興味のある話題には参加もしているが、なんとなくずれてたり、重たいテーマを投稿する御仁もいて、戸惑ったりためらうことも多々ある。

d0083265_16451523.jpg ライト(軽く)にいきましょうよ。
 最も多いタイプが、やたらと小難しい名前のワインを引き合いに、その原産地やぶどうの品種を得々と述べる、「こりに凝る」タイプ。フランスやイタリアの醸造所で飲んできたワイン(日本で手に入らない)の紹介をするチョックラ優越感タイプ。(参考にはなるけどフォーラムとしては・・・)
ネットで<ボルドーワイン>を検索すれば、約15万件ほどの情報がある。
 たとえば、左の写真。
シャトー・ラフィット・ロートシルト(赤)
1993年 フランス ボルドー産だ。
1本37800円である。飲んだことない。(飲みたい・・・)
飲んだこと無くてもウンチクは語れる
30分ほどネットサーフィンすれば、田崎ソムリエ並の解説は容易だ。


 フランス Bordeaux(ボルドー)はジロンド河沿いのメドック地区の格付けシャトー
「シャトー・ラフィット・ロートシルト」のヴィンテージワインである。1855年メドック格付け第1級葡萄品種は、カベルネ・ソーヴィニヨン 70%、メルロー 15%、 カベルネフラン 13%・・・「シャトー・ラトゥール」や「シャトー・アルゴー」とともに、フランス高級ワインの代表格である。年間21000本しか生産されない限定品だ。

 
 てな具合だ。コメントするほうも疲れるし、読むほうもしらける。
上のコメントを写真や能書きで膨らまそうと思えばいくらでもできる、ネット検索で継接ぎして行けばいいだけだ。しかしそれは単にマスターベーションしてるようなもので、自分のイメージの世界に埋没して貧しいエクスタシィーを感じているだけ。現実逃避のブラックホールの世界だ。巻き込まれるのはごめんだ。

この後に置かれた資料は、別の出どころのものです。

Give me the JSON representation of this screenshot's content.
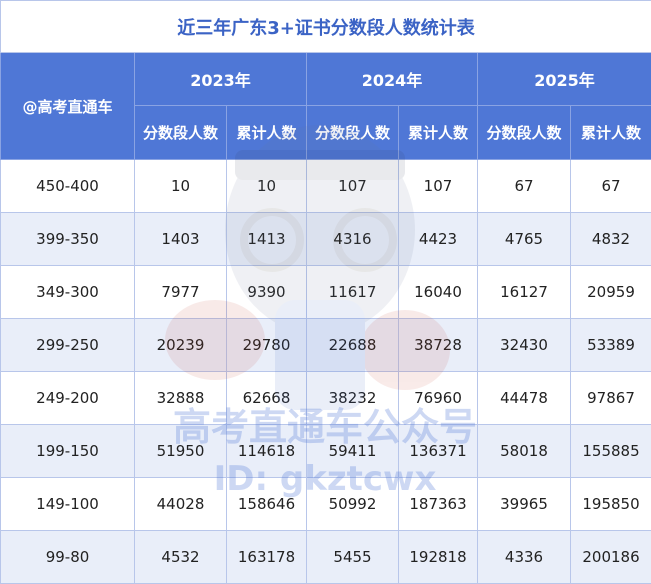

 こんな塩梅(あんばい)で、3日に1回ワインフォーラムのお誘いがあるが、今のところ「オッ!」と身を乗り出すほどのフォーラムには、残念ながら出会っていない。
 どうも日本人の悪い癖で、なにかにつけて選別したがる。凝り性なんだなあ~・・・でそのために手段を選ばない、一直線になってしまう。米はコシヒカリ、日本酒は吟醸、焼酎は・・・それを認めない人は、素人だ、語る資格が無い、等々尖がってしまう。

 「赤道をくぐってくるワインは、防腐剤が多くて人間の飲むものじゃない。」とかおっしゃる“ワイン通”のお方もいるが、我が家では毎年「ボジョレーヌーボー」は船便で取り寄せている。人間として税金も払ってるし、ワインでお腹を壊したこともない。

 ワインの副木箱のように、1本1000円~3000円程度のお手軽ワインの中に、自分好みの1本を探し出して大はしゃぎする程度が、私には合っている。

 ボルドーのシャトーもブルゴニューもイタリアンもカリフォルニアもすべて理解して、手近なワインを楽しむ、これが自然。ワインだけが人生じゃない。